Success beckons for Guardiola's team in the Premier League after this victory, but to achieve greatness, they have to win the Treble.
Of those 11 games they have still play -- seven in the league, one in the FA Cup and three in the Champions League (if they get to the final) -- the reality is that only United at Wembley and Real Madrid in the two-legged Champions League semifinal stand between them and the Treble.
City utterly dismantled Arsenal in this game with Kevin De Bruyne scoring twice in a majestic performance and Erling Haaland netting his 33rd league goal of the season with the last kick of the game. A John Stones header on the stroke of half-time, initially ruled out for offside, had made it 2-0 after the intervention of VAR.
Arsenal, so good this season, were blown away. All of a sudden, they looked like what they have been for the past decade -- a team fighting for a place in the top six rather than a title challenger -- and City ruthlessly dispatched them with their superior quality and experience. Rob Holding's late goal for the Gunners was no consolation whatsoever.
But while City still have plenty of games to play, nobody would back them to drop points in their final seven league games against opponents much less impressive than Arsenal.
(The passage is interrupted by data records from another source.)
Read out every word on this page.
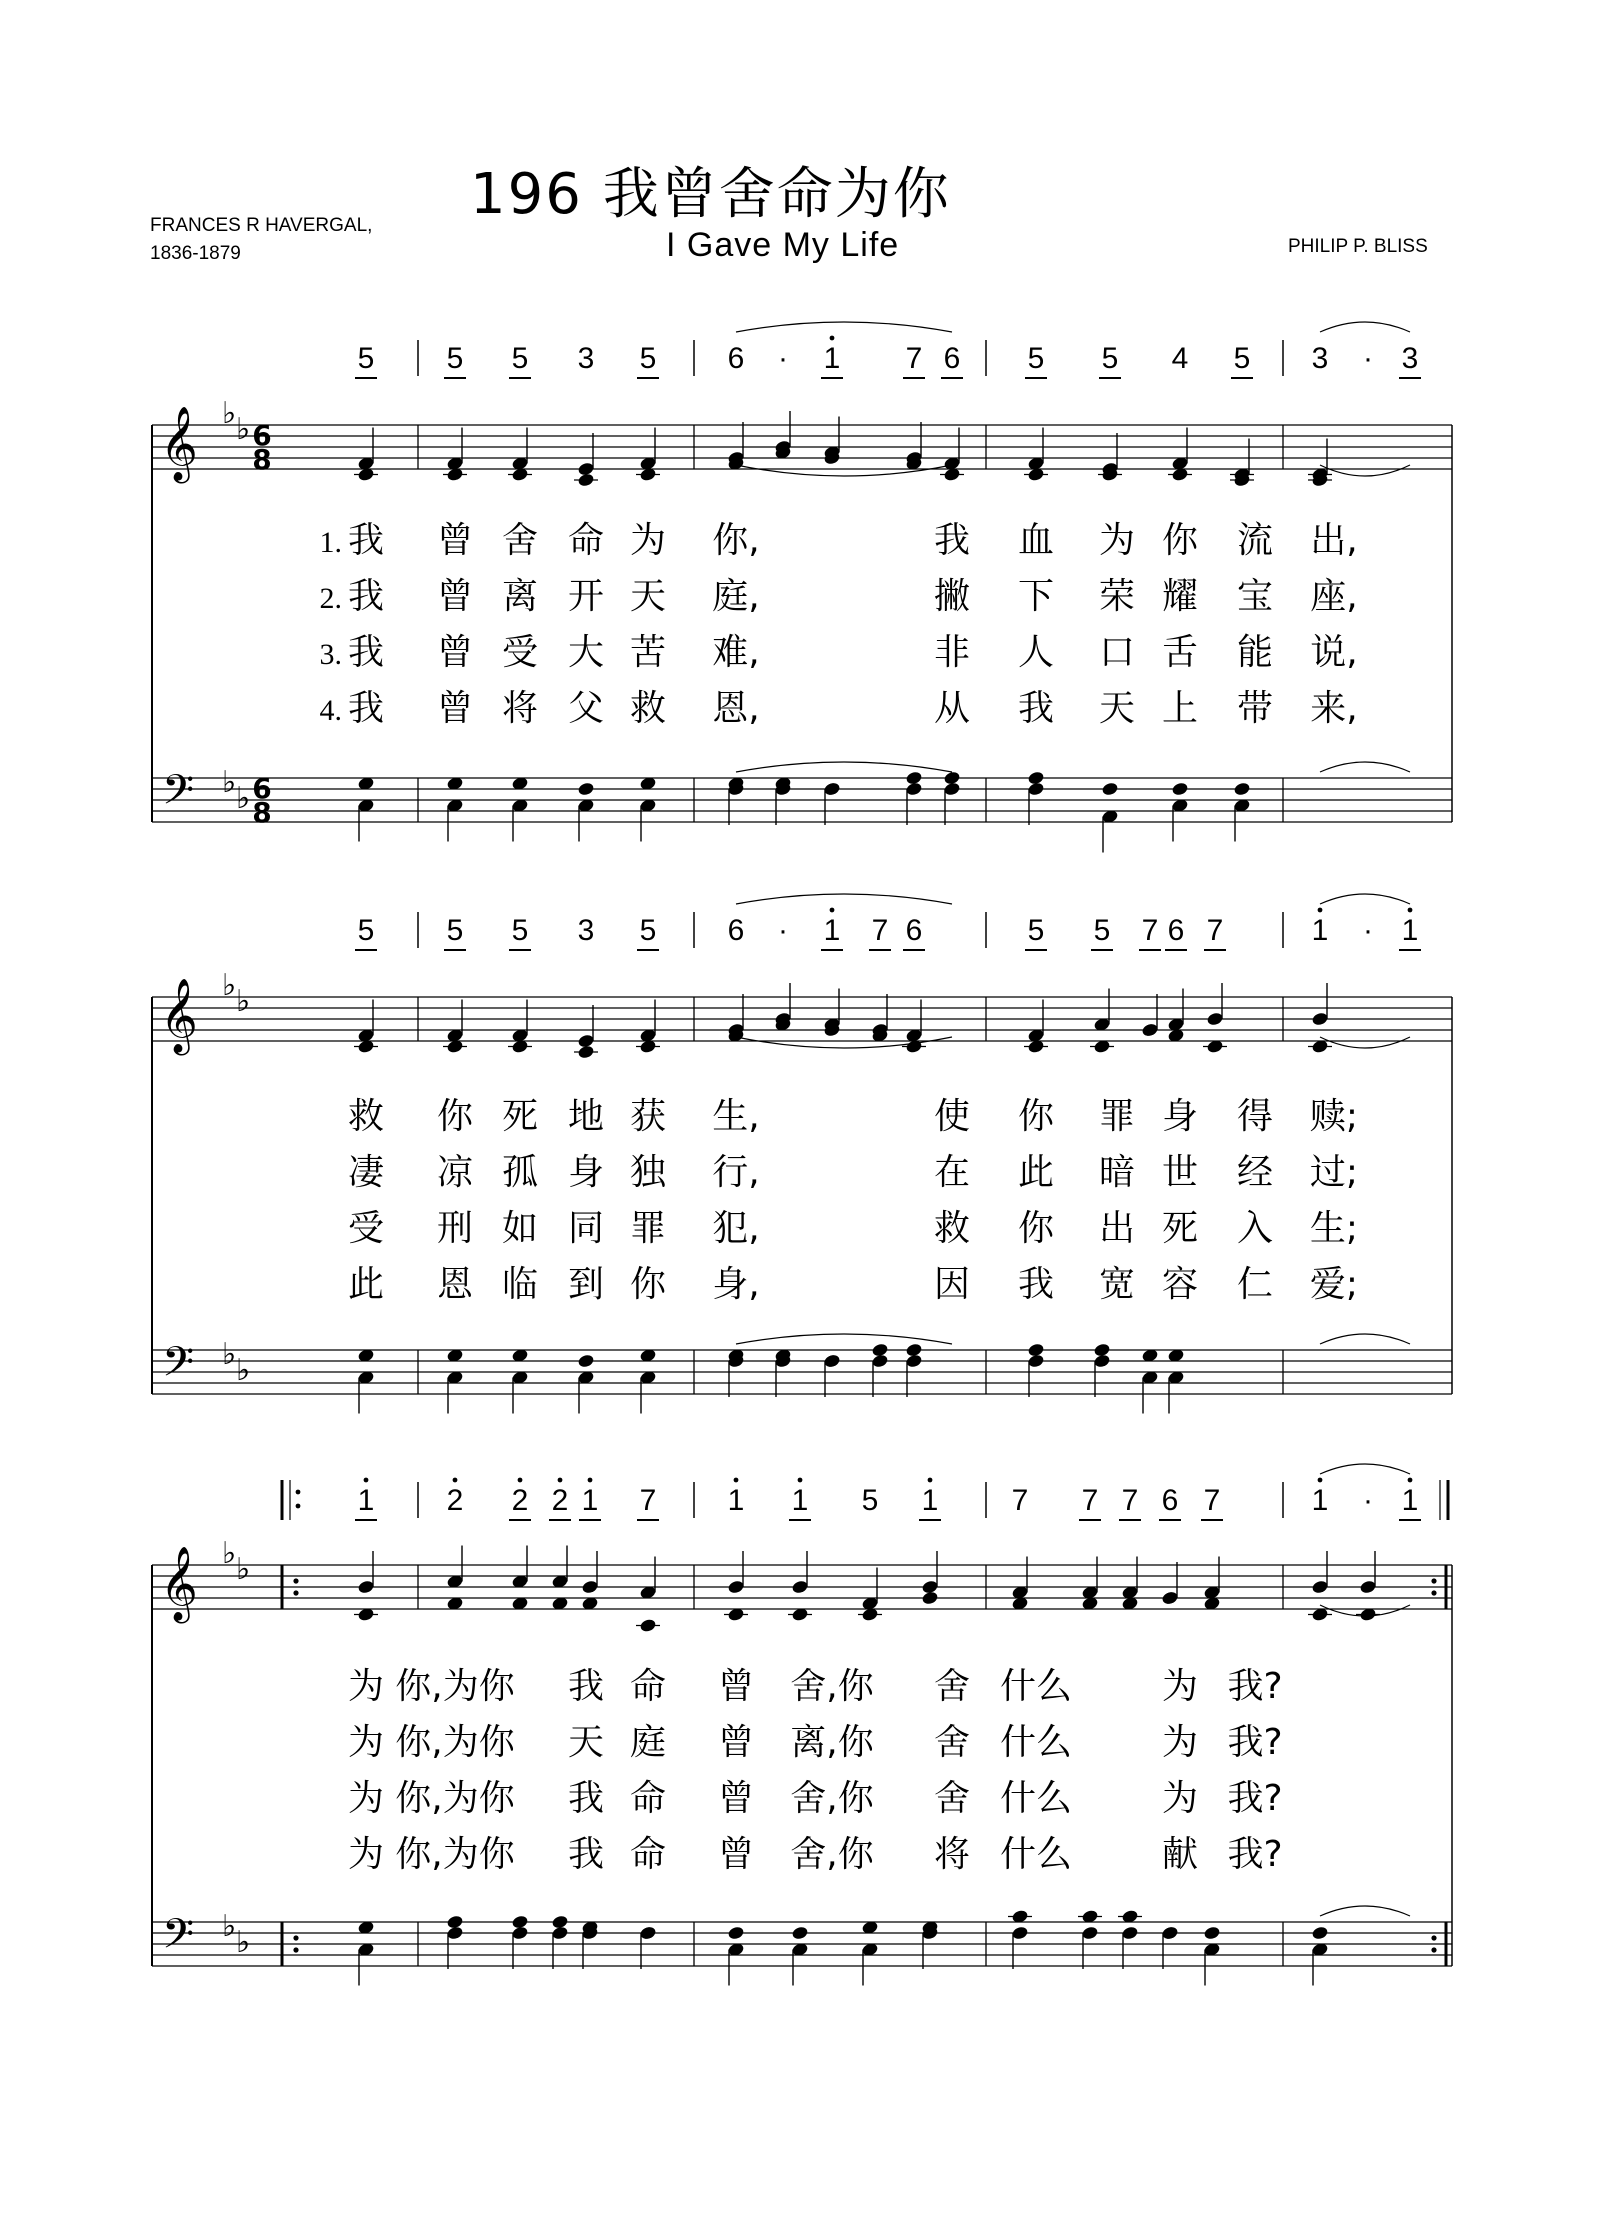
196 我曾舍命为你
I Gave My Life
FRANCES R HAVERGAL,
1836-1879	PHILIP P. BLISS
5 5 5 3 5 6 · 1 7 6 5 5 4 5 3 · 3
𝄞
𝄢
♭ ♭
♭ ♭
6
8
6
8
1. 我 曾 舍 命 为 你,	我 血 为 你 流 出,
2. 我 曾 离 开 天 庭,	撇 下 荣 耀 宝 座,
3. 我 曾 受 大 苦 难,	非 人 口 舌 能 说,
4. 我 曾 将 父 救 恩,	从 我 天 上 带 来,
5 5 5 3 5 6 · 1 7 6	5 5 7 6 7	1 · 1
𝄞
𝄢
♭ ♭
♭ ♭
救 你 死 地 获 生,	使 你 罪 身 得 赎;
凄 凉 孤 身 独 行,	在 此 暗 世 经 过;
受 刑 如 同 罪 犯,	救 你 出 死 入 生;
此 恩 临 到 你 身,	因 我 宽 容 仁 爱;
1 2 2 2 1 7 1 1 5 1 7 7 7 6 7	1 · 1
𝄞
𝄢
♭ ♭
♭ ♭
为 你,为你 我 命 曾 舍,你 舍 什么 为 我?
为 你,为你 天 庭 曾 离,你 舍 什么 为 我?
为 你,为你 我 命 曾 舍,你 舍 什么 为 我?
为 你,为你 我 命 曾 舍,你 将 什么 献 我?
They are unbeaten in 17 games in all competitions and their remaining league fixtures see them play Fulham (a), West Ham United (h), Leeds United (h), Everton (a), Chelsea (h), Brighton (a) and Brentford (a).
Are they really going to drop more than four points against those opponents? And if they do, Arsenal will have to win all five of their remaining league games. The screw is tightening every week in the Premier League.
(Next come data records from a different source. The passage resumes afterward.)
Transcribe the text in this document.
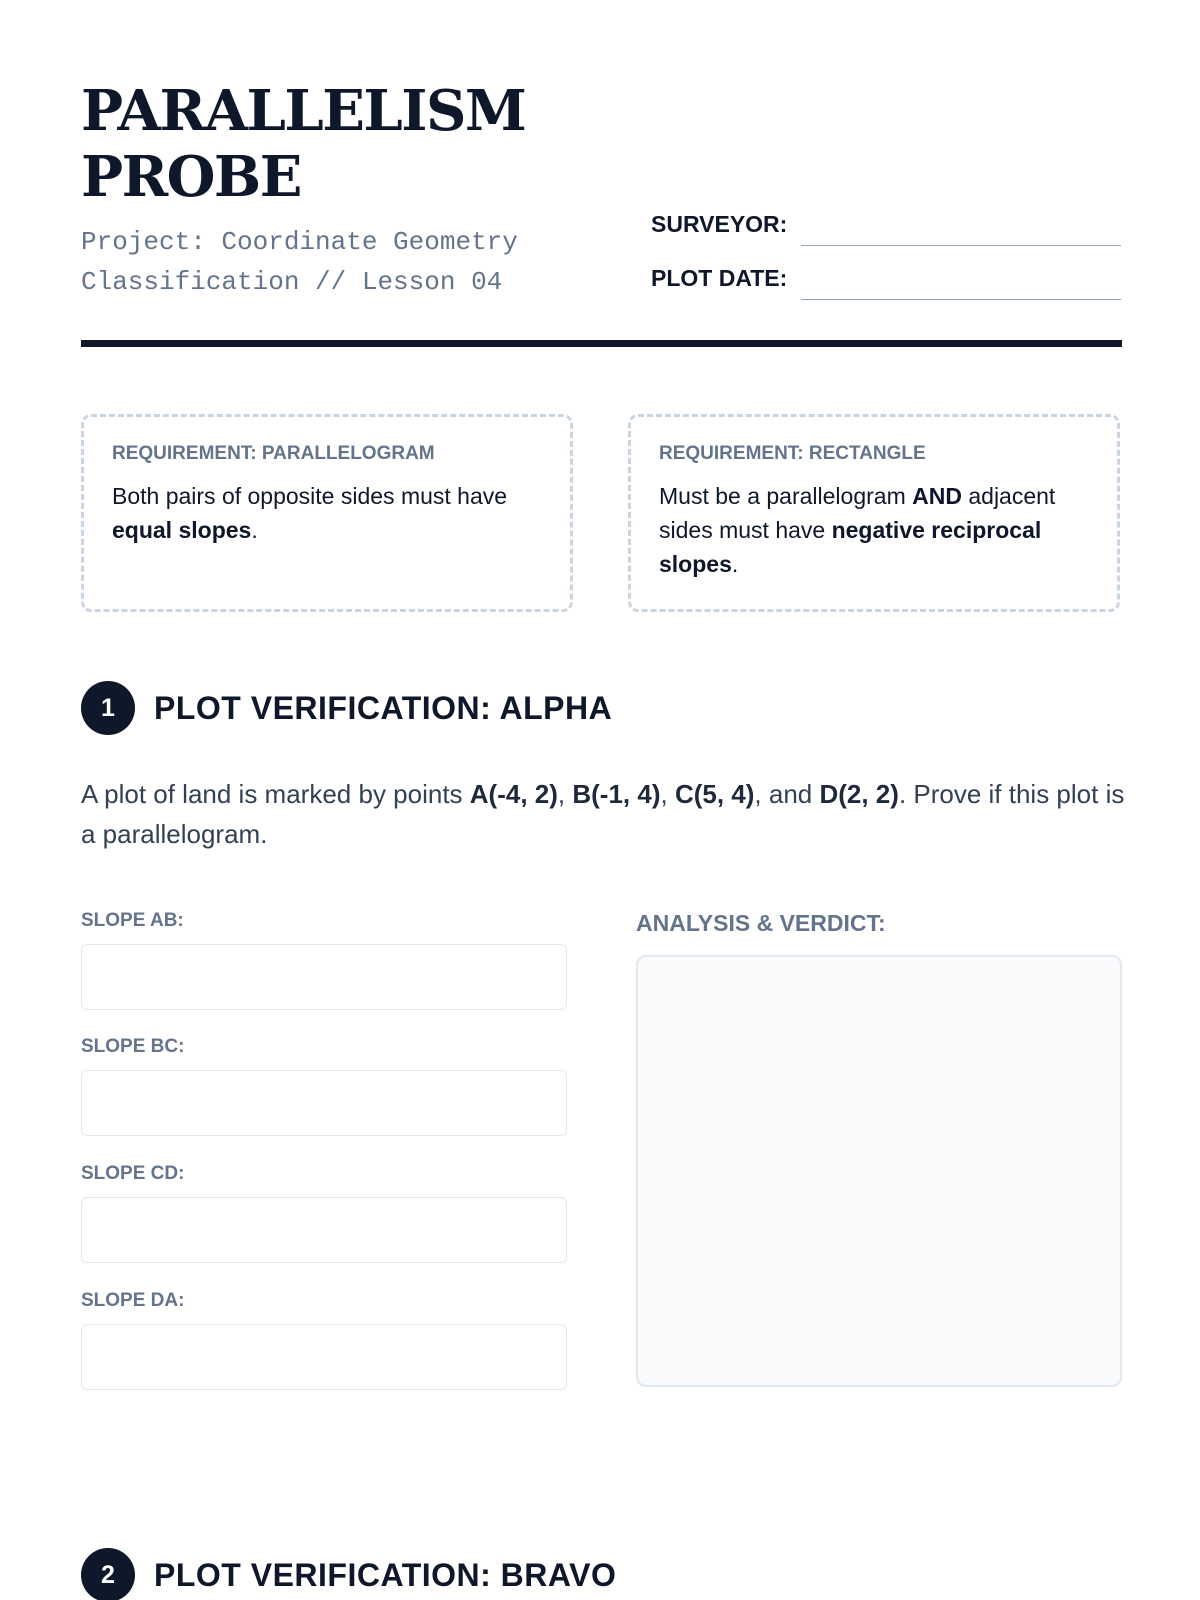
PARALLELISM
PROBE

Project: Coordinate Geometry
Classification // Lesson 04

SURVEYOR:
PLOT DATE:

REQUIREMENT: PARALLELOGRAM

Both pairs of opposite sides must have equal slopes.

REQUIREMENT: RECTANGLE

Must be a parallelogram AND adjacent sides must have negative reciprocal slopes.

1	PLOT VERIFICATION: ALPHA

A plot of land is marked by points A(-4, 2), B(-1, 4), C(5, 4), and D(2, 2). Prove if this plot is a parallelogram.

SLOPE AB:

SLOPE BC:

SLOPE CD:

SLOPE DA:

ANALYSIS & VERDICT:
2	PLOT VERIFICATION: BRAVO
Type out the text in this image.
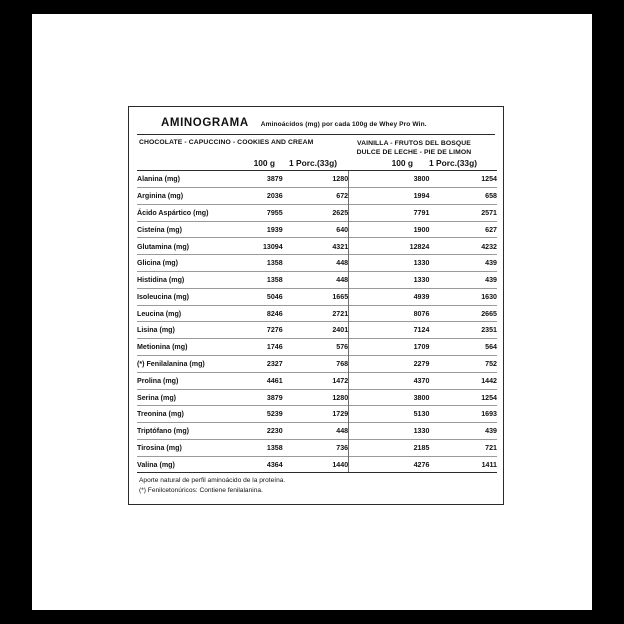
AMINOGRAMA Aminoácidos (mg) por cada 100g de Whey Pro Win.
CHOCOLATE - CAPUCCINO - COOKIES AND CREAM	VAINILLA - FRUTOS DEL BOSQUE
DULCE DE LECHE - PIE DE LIMON
100 g	1 Porc.(33g)	100 g	1 Porc.(33g)
Alanina (mg)	3879	1280		3800	1254
Arginina (mg)	2036	672		1994	658
Ácido Aspártico (mg)	7955	2625		7791	2571
Cisteína (mg)	1939	640		1900	627
Glutamina (mg)	13094	4321		12824	4232
Glicina (mg)	1358	448		1330	439
Histidina (mg)	1358	448		1330	439
Isoleucina (mg)	5046	1665		4939	1630
Leucina (mg)	8246	2721		8076	2665
Lisina (mg)	7276	2401		7124	2351
Metionina (mg)	1746	576		1709	564
(*) Fenilalanina (mg)	2327	768		2279	752
Prolina (mg)	4461	1472		4370	1442
Serina (mg)	3879	1280		3800	1254
Treonina (mg)	5239	1729		5130	1693
Triptófano (mg)	2230	448		1330	439
Tirosina (mg)	1358	736		2185	721
Valina (mg)	4364	1440		4276	1411
Aporte natural de perfil aminoácido de la proteína.
(*) Fenilcetonúricos: Contiene fenilalanina.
In the Champions League, Madrid are formidable opponents and the true test of City's Treble chase. But if they overcome Carlo Ancelotti's team, it really is difficult to envisage Internazionale or AC Milan beating City in Istanbul.
So maybe it all comes down to the FA Cup final and United. City have made history under Guardiola by achieving a domestic Treble and becoming the only team to amass 100 points in a Premier League season, but only United have done the real Treble.
Maybe not for much longer. That distinction might just be 11 games from being matched by City.